Picpoul de Pinet, L’Enfant Terrible 2011, brought its familiar citrussy steeliness to the fish course, a chunk of steamed Cornish brill with a lightly poached rock oyster and a bubbly champagne velouté.

By now our party of four were beginning to note, and to comment on, a slight air of sanctity about proceedings. Though the other three tables in the room were all in use, their occupants, like us, were all talking in a whisper, fearful of the surrounding silence. Though I usually disapprove of background music, a little might be welcome here.

The next course offered a choice, which we jokily referred to as “buck or duck”. I chose the former, which was remarkably tender loin of fallow deer with braised red cabbage, salt-baked beetroot and a meat jus flavoured with chocolate and chillies. Others went for honey-roasted wild duck, with chicory, blackcurrants and kale. The wine was a suitably robust Lebanese cabernet sauvignon (Chateau Ksara 2009).

The £15 supplement for the five cheeses that followed seemed steep, especially since the Rosary (goat’s), Hereford Hop, Somerset brie, Cornish yarg and Oxford blue, were offered in fairly small pieces. New to me, the American Quady Starboard (so called because it can’t be called port) was a delicious discovery.

A “pre-dessert” glass of pina colada with hibiscus and coconut was followed by the thing proper, a beguiling assortment of goodies styled “a dessert of dark and white chocolate” and served with a cream sherry from Fernando Di Castilla, a Jerez-based company well known for its brandy.


The Silk Glove
The Bear Hotel
Park Street
0844 879 9143


Opening times: Breakfast from 7am until 10am seven days a week and non-residents are welcome. Lunch is served from noon until 2.30pm seven days a week. Dinner is served from 6.45pm until 9.30pm seven days a week. The bar is open from 10am for brunch and teas and coffee and food is served throughout the day and night in the bar until 10pm. The Silk Glove is only open for dinner from Wednesday until Saturday, 7pm until 9.30pm.

Key personnel: Pictured are general manager Gareth MacDonald McAinsh, below centre, with front of house manager Rachel Weedon and head chef Matthew Weedon.

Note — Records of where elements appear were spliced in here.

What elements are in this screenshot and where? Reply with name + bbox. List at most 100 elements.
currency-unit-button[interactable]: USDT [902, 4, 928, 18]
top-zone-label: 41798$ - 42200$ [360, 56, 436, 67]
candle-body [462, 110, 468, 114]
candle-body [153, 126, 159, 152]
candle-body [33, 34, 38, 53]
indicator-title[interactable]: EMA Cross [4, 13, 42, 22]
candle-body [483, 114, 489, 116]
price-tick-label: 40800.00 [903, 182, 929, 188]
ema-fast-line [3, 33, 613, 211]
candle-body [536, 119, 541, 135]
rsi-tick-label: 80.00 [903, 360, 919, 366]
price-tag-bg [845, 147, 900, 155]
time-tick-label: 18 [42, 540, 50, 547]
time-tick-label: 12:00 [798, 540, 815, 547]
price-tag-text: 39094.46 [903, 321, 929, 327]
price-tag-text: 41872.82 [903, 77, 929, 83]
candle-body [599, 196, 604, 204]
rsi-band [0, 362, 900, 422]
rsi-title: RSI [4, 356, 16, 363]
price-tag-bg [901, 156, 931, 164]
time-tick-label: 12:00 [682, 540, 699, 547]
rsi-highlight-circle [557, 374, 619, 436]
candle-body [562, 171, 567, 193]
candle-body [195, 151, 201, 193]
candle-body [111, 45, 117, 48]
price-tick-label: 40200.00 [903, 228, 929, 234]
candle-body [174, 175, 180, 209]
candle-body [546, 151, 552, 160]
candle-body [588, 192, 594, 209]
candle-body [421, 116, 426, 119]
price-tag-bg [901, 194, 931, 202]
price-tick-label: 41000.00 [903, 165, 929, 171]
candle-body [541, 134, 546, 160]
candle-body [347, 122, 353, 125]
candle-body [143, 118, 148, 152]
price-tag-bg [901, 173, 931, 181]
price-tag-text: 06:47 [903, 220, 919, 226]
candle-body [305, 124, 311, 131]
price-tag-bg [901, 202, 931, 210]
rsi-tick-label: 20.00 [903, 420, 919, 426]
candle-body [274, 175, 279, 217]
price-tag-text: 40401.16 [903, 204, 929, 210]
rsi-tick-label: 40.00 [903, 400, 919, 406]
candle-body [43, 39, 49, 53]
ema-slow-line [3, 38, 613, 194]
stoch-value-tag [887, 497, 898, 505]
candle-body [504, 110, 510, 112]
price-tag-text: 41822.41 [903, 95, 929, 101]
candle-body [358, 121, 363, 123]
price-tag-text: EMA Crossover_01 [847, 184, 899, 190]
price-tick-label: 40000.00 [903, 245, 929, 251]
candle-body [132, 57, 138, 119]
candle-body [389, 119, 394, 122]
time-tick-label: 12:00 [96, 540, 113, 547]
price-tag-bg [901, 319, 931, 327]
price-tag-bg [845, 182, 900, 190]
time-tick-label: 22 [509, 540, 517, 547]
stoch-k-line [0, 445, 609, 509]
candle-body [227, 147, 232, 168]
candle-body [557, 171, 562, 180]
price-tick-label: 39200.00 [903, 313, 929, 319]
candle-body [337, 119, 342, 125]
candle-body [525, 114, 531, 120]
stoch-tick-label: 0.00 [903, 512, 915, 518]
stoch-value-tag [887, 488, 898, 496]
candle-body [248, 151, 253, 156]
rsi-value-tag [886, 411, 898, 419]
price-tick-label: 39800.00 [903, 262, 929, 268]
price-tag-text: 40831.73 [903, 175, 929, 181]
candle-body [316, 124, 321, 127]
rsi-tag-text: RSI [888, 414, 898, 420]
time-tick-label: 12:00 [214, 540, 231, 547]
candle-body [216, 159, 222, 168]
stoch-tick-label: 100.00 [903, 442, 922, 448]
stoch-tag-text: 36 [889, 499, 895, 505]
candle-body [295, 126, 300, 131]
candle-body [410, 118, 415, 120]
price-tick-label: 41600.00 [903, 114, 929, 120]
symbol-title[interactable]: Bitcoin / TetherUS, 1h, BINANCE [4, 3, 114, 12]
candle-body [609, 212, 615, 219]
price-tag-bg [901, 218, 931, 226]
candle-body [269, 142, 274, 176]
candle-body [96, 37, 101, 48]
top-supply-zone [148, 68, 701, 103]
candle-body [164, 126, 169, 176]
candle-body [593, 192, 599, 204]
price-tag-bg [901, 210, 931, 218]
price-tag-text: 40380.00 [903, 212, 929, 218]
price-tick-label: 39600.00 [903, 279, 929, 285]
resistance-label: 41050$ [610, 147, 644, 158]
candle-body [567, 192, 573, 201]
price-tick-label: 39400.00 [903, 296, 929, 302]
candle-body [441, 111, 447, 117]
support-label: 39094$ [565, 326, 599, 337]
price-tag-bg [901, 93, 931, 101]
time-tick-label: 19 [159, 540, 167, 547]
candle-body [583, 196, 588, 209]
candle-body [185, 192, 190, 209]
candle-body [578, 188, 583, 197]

Prices: The menu served in the Bear restaurant is priced at £28 for two courses and £35 for three. Dishes change on a day-to-day basis. A typical choice of starters recently included marinated wood pigeon with beetroot and hazelnut dressing, butternut squash velouté, and poached duck egg with a potato, garlic and truffle velouté. Main courses included roasted cod with braised chicken wings and tomato fondu, braised five spiced middle white pork belly, roast pheasant, and wild mushroom risotto.The four puddings were tiramisu and coffee ice cream, sticky toffee pudding and vanilla ice cream, dark chocolate delice with chocolate ice cream and vanilla panacotta with poached rhubarb and prunes.
A selection of British cheeses was also available for a supplem-entary charge of £3.95.